Dei Verbum Chapter III paragraph 11


Have you ever been in a situation to give someone advice and in the middle of it came up with some brilliant insight after which you thought, “Where the get out did THAT come from?”  Maybe it was what God wanted that person to hear and you were the instrument.


In a somewhat similar way (only much more dramatically so) we affirm that, although humans put hand to pen and paper and went through the action of doing the actual writing, it was the inspiration of the Holy Spirit that caused to be written what was written as Scripture.  Not so much that they were simply enlightened but that the Holy Spirit flowed through them and on to the paper so to speak far beyond simply being a muse.  Therefore we emphatically state that the author of the Scriptures was ultimately God Who caused to be written what is needed, no more and no less.

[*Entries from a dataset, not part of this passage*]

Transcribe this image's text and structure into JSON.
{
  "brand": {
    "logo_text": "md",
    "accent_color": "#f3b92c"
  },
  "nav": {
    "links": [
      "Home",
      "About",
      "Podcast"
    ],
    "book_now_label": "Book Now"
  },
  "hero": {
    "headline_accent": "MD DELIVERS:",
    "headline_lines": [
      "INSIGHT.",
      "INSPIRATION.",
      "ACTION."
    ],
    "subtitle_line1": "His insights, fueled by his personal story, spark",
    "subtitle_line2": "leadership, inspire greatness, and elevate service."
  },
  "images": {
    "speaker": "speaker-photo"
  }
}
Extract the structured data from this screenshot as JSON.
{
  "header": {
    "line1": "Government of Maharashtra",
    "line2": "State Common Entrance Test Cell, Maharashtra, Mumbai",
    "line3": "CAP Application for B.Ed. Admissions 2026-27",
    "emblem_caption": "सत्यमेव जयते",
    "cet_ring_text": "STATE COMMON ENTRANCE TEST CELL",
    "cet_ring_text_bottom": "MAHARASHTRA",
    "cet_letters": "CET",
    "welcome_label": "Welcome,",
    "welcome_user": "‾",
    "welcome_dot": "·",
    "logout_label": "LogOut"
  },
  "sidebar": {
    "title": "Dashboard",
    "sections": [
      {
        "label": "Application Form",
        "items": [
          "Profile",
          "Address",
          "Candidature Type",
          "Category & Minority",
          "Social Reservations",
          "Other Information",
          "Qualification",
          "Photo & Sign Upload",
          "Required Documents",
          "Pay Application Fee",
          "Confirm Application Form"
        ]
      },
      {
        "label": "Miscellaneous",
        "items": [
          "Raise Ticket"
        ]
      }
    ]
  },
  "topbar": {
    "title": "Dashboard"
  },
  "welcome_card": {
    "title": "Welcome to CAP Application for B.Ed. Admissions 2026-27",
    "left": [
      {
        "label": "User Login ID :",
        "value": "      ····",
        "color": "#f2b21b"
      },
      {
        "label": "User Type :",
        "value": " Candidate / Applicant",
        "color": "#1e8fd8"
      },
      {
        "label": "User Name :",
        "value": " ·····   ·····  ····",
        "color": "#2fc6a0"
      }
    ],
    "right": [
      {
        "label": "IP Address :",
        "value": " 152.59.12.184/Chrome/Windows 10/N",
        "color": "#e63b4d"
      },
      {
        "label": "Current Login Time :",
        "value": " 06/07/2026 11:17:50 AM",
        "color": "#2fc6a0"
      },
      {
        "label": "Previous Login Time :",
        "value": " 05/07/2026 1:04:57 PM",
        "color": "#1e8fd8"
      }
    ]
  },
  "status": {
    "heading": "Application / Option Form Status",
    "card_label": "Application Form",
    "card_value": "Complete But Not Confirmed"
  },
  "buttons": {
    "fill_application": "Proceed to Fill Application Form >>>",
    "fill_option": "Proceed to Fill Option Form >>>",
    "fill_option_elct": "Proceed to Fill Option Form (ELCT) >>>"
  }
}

As such we recognize the entire canon of Scripture which was brought together (ironically for Protestants) by the Catholic Church using Sacred Tradition.  There was no single canon of the Old Testament at the time of Jesus.  The Christian Old Testament canon came to form in the fourth century and the New Testament canon after that.  It remains unchanged in the Catholic Church to this day though 500 years ago certain books were removed from the Old Testament by Martin Luther for Protestant Catholics.  It should also be noted that he wished to remove some of the New Testament books also (such as James) but was persuaded against such action.
Interestingly there are some things in your Bible that are NOT considered inspired.  Some of the more obvious ones are the verse numbers and such.  There are other things, however, that are less obvious.  For example, the titles of the books are not necessarily inspired.  Who the authors are of the Gospels or the Acts of the Apostles is not inspired and in some circles debated.  In another twist of irony, it is Catholic Tradition that states the actual authors of the Gospels to be Matthew, Mark, Luke, and John.
To be steeped in history is to cease being Protestant.

1 comment:

Joshua said...

Protestant Catholics? Am I missing something here?